Ari Fleischer insisted at a press conference today that the homeland security bill is bipartisan, though no more than 1 D supports it.

Isn’t it awfully cheap of the New Jersey Republicans to try to keep a replacement for Toricelli off the ballot?

David Mellors, who was fired by John Major for a sex scandal in 1992, says that Edwina “Hot” Currie is a cheap trollope, a phrase you surely do not hear every day.

40 years ago today JFK, just like Shrub, stood up to a rogue state which was resisting the will of the world, and threatened to send in the military. Fortunately, Mississippi surrendered.

Jeb Bush’s daughter gets away with it. OK, I don’t believe in criminalizing drug use, but bringing drugs into a rehab clinic might be something else again. You might also wonder about a rehab clinic where the same client gets caught twice, and just whose reputation they were protecting by refusing to testify.

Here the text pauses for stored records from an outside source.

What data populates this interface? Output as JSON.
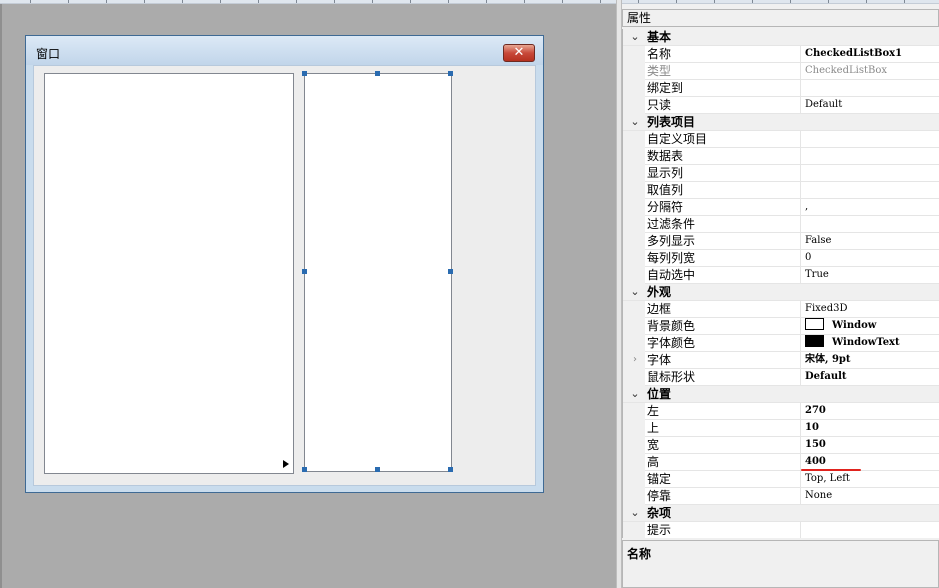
{
  "designer": {
    "window_title": "窗口",
    "close_glyph": "✕"
  },
  "properties": {
    "panel_title": "属性",
    "categories": [
      {
        "name": "基本",
        "rows": [
          {
            "name": "名称",
            "value": "CheckedListBox1",
            "bold": true
          },
          {
            "name": "类型",
            "value": "CheckedListBox",
            "gray": true
          },
          {
            "name": "绑定到",
            "value": ""
          },
          {
            "name": "只读",
            "value": "Default"
          }
        ]
      },
      {
        "name": "列表项目",
        "rows": [
          {
            "name": "自定义项目",
            "value": ""
          },
          {
            "name": "数据表",
            "value": ""
          },
          {
            "name": "显示列",
            "value": ""
          },
          {
            "name": "取值列",
            "value": ""
          },
          {
            "name": "分隔符",
            "value": ","
          },
          {
            "name": "过滤条件",
            "value": ""
          },
          {
            "name": "多列显示",
            "value": "False"
          },
          {
            "name": "每列列宽",
            "value": "0"
          },
          {
            "name": "自动选中",
            "value": "True"
          }
        ]
      },
      {
        "name": "外观",
        "rows": [
          {
            "name": "边框",
            "value": "Fixed3D"
          },
          {
            "name": "背景颜色",
            "value": "Window",
            "bold": true,
            "swatch": "#ffffff"
          },
          {
            "name": "字体颜色",
            "value": "WindowText",
            "bold": true,
            "swatch": "#000000"
          },
          {
            "name": "字体",
            "value": "宋体, 9pt",
            "bold": true,
            "expandable": true
          },
          {
            "name": "鼠标形状",
            "value": "Default",
            "bold": true
          }
        ]
      },
      {
        "name": "位置",
        "rows": [
          {
            "name": "左",
            "value": "270",
            "bold": true
          },
          {
            "name": "上",
            "value": "10",
            "bold": true
          },
          {
            "name": "宽",
            "value": "150",
            "bold": true
          },
          {
            "name": "高",
            "value": "400",
            "bold": true,
            "underline": true
          },
          {
            "name": "锚定",
            "value": "Top, Left"
          },
          {
            "name": "停靠",
            "value": "None"
          }
        ]
      },
      {
        "name": "杂项",
        "rows": [
          {
            "name": "提示",
            "value": ""
          }
        ]
      }
    ],
    "description_title": "名称"
  },
  "colors": {
    "canvas": "#ababab",
    "selection_handle": "#2a6bb0",
    "underline": "#e0231e"
  }
}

Maybe Jeb should take the advice of his new child welfare services, and give her a jolly good, but Christian, spanking.

Speaking of Christian spanking, click here for the Domestic Discipline & Spanking Web Site, which asks the magic question, “is domestic discipline commanded of God?” To save you some time, the answer is evidently yes. [Update: that link is no longer working.]

A University of Glasgow study proves that housework makes you depressed. Then I should be the happiest man in the world.